Leaf and Branch (New Druids Series Vol 1 & 2)
Page 54
"Ha! It serves you right! You are always smacking me! Turnabout is fair!"
Nadine glared at me. Her face twisted from anger to something else and then back again. She leaned forward as if to join me and then stomped off into the house.
I looked at Dog and Dog looked at me. "She looks beautiful when she is angry," I said.
I smiled after her and realised something. She wasn't moving like an old woman anymore. She was more like someone middle-aged, or younger. I sensed her through the bond. Her heart was hammering and she was confused. Happy and afraid at the same time. I didn't understand her emotions or what her problem was. It had to be the reminder of the draoi and powers she lacked, I thought. Our bond was still blue but the white swirled and stormed. I examined her and looked at Dog as if to seek answers, but Dog just lowered his head to his paws and went back to sleep.
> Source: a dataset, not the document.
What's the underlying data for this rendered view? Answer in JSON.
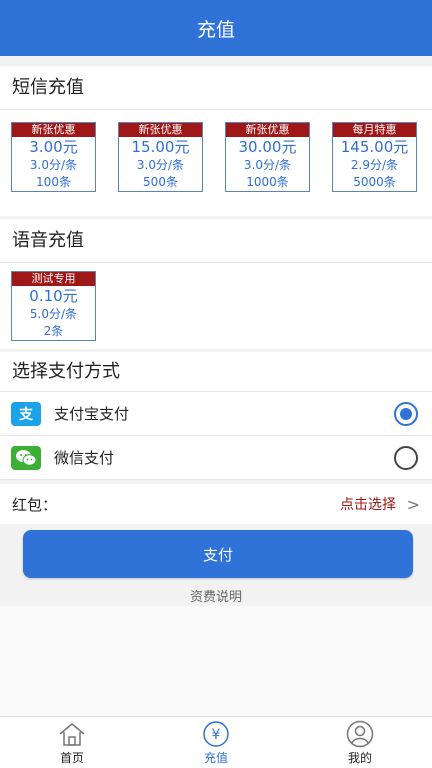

I examined Nadine through the bond and could see she didn't just look younger. She was younger. Her arthritis was gone, for one. Her spine was straight, for another. I could see her heart was one of a much younger woman. Her muscles had gained strength and mass. Her hair was growing in red and thick at the roots and would soon replace the grey. Her wrinkles remained but it seemed like a false wrapping now. Gaea was making her younger on the inside and hiding it behind the mask of an old woman. Whatever for? I wondered and sat back and stared at Dog for a little while, thinking furiously.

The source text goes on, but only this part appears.